O manifesto pleiteia a imediata suspensão dos processos de licenciamento do Porto da Ponta da Tulha, do Porto Sul e da Ferrovia de Integração Oeste-Leste (Fiol).
As organizações pedem, ainda, ao Banco Nacional do Desenvolvimento Econômico e Social (BNDES) que não analise solicitações de empréstimos para este empreendimento e que o governador Jaques Wagner, da Bahia, não aplique, ali, recursos do Plano de Aceleração do Crescimento (PAC).

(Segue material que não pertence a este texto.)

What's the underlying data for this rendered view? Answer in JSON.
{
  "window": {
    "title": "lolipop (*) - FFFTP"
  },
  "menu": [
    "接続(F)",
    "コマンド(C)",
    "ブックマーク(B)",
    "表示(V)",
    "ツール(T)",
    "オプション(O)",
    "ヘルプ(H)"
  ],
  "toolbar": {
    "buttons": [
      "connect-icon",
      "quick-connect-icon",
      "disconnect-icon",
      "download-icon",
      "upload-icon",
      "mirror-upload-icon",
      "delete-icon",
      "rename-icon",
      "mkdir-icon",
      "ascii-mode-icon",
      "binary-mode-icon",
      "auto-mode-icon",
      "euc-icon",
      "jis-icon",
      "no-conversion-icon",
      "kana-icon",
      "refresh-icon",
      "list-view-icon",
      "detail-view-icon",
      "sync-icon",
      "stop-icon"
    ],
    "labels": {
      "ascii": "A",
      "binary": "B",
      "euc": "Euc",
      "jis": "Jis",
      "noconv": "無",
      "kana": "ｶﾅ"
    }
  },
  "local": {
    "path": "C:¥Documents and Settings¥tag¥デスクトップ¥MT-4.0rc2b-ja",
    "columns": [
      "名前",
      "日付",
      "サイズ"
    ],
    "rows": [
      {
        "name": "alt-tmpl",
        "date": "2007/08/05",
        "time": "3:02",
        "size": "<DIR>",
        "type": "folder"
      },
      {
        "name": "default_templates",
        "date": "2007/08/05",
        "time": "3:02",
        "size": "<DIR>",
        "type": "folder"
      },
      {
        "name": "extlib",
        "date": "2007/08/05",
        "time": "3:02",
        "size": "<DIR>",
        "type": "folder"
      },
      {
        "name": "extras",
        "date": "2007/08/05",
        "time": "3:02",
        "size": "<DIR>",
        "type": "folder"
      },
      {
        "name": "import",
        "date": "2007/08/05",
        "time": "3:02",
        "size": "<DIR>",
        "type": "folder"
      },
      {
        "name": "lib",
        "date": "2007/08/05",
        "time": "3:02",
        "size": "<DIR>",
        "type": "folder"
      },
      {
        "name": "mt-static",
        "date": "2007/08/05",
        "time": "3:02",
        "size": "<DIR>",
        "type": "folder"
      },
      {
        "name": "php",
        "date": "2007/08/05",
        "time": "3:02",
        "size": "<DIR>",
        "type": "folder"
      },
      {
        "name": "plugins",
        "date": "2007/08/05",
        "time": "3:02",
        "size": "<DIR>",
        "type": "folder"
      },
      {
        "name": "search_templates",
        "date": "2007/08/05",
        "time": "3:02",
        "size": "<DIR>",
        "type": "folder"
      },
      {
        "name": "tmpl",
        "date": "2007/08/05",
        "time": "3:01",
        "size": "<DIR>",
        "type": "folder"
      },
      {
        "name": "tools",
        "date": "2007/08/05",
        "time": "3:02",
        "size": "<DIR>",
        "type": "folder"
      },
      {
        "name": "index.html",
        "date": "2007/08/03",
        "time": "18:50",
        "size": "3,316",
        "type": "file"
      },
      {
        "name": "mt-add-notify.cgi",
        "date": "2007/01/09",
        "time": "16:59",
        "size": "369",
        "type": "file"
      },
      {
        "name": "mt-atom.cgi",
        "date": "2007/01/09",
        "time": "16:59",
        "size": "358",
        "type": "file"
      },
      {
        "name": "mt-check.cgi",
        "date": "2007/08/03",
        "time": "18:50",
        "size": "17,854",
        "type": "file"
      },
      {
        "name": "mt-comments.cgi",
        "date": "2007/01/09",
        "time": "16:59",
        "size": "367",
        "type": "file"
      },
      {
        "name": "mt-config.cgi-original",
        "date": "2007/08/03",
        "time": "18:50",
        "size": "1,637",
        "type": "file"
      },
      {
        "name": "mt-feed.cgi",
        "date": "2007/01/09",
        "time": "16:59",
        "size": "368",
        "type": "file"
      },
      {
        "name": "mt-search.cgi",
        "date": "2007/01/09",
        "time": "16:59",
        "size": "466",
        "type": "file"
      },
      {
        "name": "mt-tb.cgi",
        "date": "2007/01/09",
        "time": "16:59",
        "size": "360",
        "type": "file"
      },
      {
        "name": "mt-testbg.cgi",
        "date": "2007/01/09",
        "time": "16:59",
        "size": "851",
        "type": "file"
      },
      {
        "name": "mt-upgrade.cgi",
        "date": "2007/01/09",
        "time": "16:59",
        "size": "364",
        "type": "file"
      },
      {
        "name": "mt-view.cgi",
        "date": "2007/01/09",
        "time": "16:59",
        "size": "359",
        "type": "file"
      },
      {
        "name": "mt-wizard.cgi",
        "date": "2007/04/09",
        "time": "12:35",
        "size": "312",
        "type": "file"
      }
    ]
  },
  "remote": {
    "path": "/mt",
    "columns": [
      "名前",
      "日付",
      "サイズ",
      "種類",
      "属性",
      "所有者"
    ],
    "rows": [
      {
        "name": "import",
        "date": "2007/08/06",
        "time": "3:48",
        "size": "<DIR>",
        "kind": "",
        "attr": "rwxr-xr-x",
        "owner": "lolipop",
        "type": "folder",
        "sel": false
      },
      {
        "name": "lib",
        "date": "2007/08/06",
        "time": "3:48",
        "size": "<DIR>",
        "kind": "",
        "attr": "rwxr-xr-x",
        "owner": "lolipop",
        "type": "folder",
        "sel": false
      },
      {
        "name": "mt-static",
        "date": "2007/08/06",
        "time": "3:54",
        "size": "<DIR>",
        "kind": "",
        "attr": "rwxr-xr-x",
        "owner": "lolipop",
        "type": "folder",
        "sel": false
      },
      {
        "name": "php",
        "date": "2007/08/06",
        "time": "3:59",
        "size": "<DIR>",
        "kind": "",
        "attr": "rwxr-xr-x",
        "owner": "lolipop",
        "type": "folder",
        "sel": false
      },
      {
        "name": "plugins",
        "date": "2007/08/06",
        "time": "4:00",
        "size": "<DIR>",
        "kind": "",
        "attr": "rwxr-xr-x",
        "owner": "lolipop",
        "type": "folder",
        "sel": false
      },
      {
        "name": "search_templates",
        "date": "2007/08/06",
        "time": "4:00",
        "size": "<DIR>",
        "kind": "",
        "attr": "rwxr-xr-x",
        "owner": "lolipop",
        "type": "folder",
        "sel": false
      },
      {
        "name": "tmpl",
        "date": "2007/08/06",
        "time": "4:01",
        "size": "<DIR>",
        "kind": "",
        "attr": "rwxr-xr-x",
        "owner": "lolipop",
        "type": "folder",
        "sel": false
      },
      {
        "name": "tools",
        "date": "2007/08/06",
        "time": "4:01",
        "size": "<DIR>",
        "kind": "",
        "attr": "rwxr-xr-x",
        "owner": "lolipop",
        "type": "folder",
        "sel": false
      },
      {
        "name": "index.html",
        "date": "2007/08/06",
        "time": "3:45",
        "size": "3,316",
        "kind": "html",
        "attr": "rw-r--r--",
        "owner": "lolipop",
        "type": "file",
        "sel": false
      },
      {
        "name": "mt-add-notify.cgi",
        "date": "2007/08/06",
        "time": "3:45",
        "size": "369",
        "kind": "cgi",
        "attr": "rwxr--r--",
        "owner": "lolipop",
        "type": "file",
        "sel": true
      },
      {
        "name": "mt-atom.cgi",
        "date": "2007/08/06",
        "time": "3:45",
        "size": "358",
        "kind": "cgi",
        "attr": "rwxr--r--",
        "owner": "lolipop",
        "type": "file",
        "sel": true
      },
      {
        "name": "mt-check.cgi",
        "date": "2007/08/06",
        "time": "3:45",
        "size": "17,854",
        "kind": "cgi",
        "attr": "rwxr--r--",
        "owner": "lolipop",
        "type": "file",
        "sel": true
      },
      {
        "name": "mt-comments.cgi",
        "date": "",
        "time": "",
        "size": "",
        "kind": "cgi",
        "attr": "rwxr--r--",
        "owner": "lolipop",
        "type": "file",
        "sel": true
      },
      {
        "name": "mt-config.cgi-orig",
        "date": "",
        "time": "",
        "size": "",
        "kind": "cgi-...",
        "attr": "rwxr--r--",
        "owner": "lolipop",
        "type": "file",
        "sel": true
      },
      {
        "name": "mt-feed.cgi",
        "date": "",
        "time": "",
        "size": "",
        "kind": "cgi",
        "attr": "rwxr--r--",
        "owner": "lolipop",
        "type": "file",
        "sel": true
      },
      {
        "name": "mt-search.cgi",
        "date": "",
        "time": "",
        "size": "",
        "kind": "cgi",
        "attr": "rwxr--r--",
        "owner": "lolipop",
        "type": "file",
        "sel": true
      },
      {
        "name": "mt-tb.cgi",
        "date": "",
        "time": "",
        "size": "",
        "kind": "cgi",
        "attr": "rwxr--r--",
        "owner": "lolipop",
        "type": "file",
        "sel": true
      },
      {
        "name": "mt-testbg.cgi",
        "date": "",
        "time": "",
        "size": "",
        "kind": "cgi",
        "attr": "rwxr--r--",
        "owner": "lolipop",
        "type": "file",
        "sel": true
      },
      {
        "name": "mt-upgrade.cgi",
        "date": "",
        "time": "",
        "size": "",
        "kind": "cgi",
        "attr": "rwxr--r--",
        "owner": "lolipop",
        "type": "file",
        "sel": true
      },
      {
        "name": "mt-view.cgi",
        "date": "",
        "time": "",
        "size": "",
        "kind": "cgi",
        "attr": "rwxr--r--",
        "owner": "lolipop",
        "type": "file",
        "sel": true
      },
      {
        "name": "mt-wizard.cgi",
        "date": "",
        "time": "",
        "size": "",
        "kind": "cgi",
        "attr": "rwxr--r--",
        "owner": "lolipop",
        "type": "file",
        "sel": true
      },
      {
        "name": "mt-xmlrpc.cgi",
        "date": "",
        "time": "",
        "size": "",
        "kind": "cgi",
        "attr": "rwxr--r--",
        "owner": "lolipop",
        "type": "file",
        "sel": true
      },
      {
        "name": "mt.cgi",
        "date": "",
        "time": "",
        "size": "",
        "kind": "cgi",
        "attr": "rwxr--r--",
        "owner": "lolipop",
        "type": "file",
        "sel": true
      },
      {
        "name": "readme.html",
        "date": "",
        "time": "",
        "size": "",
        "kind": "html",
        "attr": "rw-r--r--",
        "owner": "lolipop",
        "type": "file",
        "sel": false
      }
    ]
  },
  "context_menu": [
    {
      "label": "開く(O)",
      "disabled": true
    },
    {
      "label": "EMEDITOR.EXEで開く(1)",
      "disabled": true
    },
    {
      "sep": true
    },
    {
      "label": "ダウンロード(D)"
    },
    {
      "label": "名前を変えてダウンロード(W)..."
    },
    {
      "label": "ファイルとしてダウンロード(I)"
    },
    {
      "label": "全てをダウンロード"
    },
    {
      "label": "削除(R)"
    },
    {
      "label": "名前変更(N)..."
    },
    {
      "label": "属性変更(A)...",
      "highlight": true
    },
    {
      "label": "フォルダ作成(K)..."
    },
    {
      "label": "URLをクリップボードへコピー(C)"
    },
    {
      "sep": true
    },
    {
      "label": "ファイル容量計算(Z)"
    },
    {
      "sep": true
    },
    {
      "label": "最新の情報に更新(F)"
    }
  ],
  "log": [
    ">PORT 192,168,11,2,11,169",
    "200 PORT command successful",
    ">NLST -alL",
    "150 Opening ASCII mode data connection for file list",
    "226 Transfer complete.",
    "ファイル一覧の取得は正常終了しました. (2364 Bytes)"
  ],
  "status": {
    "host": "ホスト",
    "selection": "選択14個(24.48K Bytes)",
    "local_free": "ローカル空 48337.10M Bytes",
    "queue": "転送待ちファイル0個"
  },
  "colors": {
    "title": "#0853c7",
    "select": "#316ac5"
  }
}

A meta assumida pelo Brasil na Convenção da Diversidade Biológica da Organização das Nações Unidas é de proteção de 10% da área original da Mata Atlântica até 2010. Hoje temos somente 7,9% da vegetação original. Por isso, é imprescindível preservar.
Leia o manifesto que será enviado ao governador da Bahia, Jaques Wagner (PT), e ao Ministério do Meio Ambiente. Comente e ajude a divulgar!
Manifesto em defesa da Lagoa Encantada (sul da Bahia)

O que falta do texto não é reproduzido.